INSTITUTIONAL ARBITRATION IN INDIA
AUTHOR – PRAKHER SINGH* & EKTA ROSE**,
STUDENT* & ASSISTANT PROFESSOR** AT AMITY UNIVERSITY LUCKNOW UTTAR PRADESH
BEST CITATION – PRAKHER SINGH & EKTA ROSE, INSTITUTIONAL ARBITRATION IN INDIA, INDIAN JOURNAL OF LEGAL REVIEW (IJLR), 4 (1) OF 2024, PG. 1461-1469, APIS – 3920 – 0001 & ISSN – 2583-2344.
ABSTRACT
Globalized living requires constant upgrade abreast of latest developments of international law. A significant tendency in the process of settling the clashes is the fact that a settlement through arbitration instead of the traditional court trial is becoming part of common practice. India enacts the Arbitration and Conciliation (Amendment) Act, 2019 (often called the 2019 Act) as a response to the artificial intelligence revolution. Obviously, the target of this measure was to position India as global arbitration hub. However, it looks like it will not be easy and straightforward. Though, it is, important to consider the progress made during the last year in the context of the 2019 amendment.
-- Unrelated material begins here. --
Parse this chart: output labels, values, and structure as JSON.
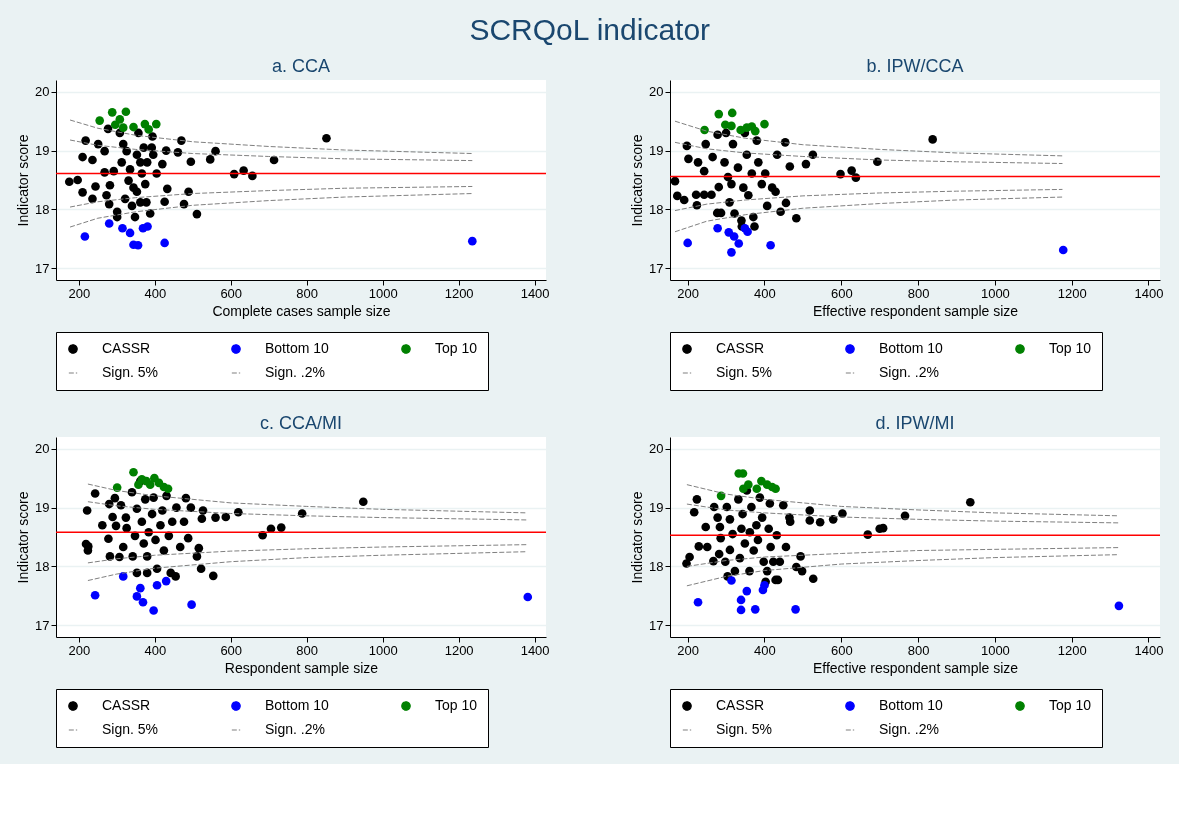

There is a rapid growth of community development contracts around throughout the nation that enable the public private alliances. Furthermore, it is expected that as the market reforms, international businesses may become more common in the sector, due to more liberated environment for foreign direct investment. India features the largest sophisticated market with having a diversified population helping to drive the country’s large and expanding economy. Consequently, the space for trade and commerce will inevitably expand, and the issue of business conflicts will be given a greater chance to manifest. This leaves open the question to be answered, “Does India have the system that could effectively address the problems?” The system in India is strong but the left difficulties are evident and the report of India Justice 2019 has not alleviated any of the problems. Additionally, one of the major impediments of the companies, creating contracts is the enforcement of the same.